The Armington-Heckscher-Ohlin Model – An Intuitive Exposition
Published
Subjects: WTO and Globalisation
Summary
Global models of world trade are often used as input into assessing the possible effects of liberalising trade. As simplifications of the economic processes – and the counterfactuals that they are designed to explain – they include many assumptions on which their results depend.
Some of the crucial assumptions in global models of world trade include how – and which – gains from trade are captured. One of the main features of global models is the Armington assumption which differentiates products according to their geographic origin and gives rise to certain types of gains from trade.

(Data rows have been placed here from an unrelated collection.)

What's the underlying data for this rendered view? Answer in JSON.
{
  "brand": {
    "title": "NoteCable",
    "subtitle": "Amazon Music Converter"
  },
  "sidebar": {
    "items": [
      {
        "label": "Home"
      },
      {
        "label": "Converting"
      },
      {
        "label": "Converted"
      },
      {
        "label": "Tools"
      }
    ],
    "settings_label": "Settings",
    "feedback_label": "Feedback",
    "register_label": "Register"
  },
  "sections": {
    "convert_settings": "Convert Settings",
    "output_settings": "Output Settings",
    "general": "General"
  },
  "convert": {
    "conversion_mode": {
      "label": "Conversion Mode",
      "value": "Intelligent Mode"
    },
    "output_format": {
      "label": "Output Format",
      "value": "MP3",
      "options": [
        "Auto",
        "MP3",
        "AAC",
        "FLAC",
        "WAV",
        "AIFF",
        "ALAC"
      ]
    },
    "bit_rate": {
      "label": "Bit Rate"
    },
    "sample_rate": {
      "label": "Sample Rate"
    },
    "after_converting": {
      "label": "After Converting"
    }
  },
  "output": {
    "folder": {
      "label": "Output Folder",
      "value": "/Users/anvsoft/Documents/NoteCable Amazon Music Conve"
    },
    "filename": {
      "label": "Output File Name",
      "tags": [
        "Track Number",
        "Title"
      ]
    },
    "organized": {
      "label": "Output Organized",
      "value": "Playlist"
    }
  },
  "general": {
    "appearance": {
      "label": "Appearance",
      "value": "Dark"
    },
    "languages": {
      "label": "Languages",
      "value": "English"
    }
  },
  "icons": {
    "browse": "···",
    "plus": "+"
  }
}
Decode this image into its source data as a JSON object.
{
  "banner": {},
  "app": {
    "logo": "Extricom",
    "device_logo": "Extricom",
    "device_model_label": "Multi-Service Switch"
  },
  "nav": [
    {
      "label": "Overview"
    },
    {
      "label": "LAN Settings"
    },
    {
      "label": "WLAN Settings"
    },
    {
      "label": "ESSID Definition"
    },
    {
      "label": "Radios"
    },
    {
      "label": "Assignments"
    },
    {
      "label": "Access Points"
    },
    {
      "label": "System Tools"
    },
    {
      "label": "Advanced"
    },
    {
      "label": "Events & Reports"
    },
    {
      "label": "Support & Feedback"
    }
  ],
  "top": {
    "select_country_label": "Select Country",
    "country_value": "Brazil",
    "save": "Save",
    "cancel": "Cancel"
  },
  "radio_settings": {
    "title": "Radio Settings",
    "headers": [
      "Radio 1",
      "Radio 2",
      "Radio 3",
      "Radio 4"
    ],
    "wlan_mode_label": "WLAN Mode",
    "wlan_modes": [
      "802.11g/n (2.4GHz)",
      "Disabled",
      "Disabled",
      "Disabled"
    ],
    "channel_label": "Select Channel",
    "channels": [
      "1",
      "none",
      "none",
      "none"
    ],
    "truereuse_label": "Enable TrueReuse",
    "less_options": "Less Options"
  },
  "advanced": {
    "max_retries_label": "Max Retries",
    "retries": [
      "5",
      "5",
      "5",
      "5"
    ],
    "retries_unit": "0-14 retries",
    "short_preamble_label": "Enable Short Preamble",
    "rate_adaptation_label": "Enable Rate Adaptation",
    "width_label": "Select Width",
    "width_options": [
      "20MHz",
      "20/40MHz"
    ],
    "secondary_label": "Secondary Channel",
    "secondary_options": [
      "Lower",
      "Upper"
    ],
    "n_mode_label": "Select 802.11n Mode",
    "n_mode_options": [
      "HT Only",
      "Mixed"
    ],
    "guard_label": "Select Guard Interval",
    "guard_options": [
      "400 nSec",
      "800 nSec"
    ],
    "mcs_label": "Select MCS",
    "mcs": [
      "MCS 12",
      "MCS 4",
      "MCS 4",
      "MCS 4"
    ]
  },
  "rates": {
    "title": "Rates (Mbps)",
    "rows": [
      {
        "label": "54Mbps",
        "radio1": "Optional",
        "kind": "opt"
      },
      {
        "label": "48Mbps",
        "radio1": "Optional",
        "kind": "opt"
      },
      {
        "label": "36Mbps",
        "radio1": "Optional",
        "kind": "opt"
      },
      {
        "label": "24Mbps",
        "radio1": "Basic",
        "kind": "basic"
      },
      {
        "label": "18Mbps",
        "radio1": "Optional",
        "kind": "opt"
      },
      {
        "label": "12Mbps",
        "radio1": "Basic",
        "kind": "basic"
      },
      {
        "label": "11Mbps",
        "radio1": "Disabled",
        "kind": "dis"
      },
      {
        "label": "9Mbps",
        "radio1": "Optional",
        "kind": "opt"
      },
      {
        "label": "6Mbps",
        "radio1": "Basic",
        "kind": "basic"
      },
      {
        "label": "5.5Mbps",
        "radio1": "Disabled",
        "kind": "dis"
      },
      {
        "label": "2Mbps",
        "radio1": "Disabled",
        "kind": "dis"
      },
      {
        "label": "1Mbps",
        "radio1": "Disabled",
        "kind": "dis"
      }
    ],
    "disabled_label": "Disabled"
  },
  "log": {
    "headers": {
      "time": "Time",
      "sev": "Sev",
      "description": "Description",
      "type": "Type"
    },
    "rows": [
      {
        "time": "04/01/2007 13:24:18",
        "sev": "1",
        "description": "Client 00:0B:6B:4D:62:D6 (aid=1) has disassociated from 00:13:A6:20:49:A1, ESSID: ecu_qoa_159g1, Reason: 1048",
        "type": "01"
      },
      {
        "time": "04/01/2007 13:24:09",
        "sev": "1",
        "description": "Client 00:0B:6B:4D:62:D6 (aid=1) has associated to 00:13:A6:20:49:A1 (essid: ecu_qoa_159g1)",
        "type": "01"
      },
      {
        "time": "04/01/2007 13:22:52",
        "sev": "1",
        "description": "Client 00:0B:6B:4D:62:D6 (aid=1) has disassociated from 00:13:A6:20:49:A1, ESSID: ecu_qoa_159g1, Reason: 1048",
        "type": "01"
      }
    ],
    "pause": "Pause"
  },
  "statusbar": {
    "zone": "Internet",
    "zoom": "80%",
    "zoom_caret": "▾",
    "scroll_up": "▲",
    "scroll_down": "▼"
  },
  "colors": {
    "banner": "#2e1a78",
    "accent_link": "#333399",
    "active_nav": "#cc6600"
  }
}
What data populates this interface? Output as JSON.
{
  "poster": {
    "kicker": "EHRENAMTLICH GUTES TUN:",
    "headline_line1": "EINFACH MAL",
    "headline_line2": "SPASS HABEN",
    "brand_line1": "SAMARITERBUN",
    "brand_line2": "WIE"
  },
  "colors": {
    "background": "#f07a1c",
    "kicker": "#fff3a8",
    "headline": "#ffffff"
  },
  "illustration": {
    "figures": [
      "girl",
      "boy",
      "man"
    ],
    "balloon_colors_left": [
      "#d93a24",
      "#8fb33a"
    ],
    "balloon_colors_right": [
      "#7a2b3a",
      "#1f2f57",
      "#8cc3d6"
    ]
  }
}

Although some trade is differentiated, trade in homogenous products exists and is responsible for other types of gains from trade.
The purpose of this paper is to provide an intuitive explanation for a modification of the standard Armington specification of trade models, to represent gains from trade in differentiated and homogenous products.
A toy model illustrates that in an A-H-O model:
• terms of trade effects from trade liberalisation are smaller than in a standard Armington model, and
• an A-H-O database combined with standard GTAP code is a good approximation for full-blown A-H-O model.
Illustrative experiments with a 25-country GTAP aggregation indicate that the A-H-O specification can quadruple the estimated effects of reducing tariffs globally in manufacturing.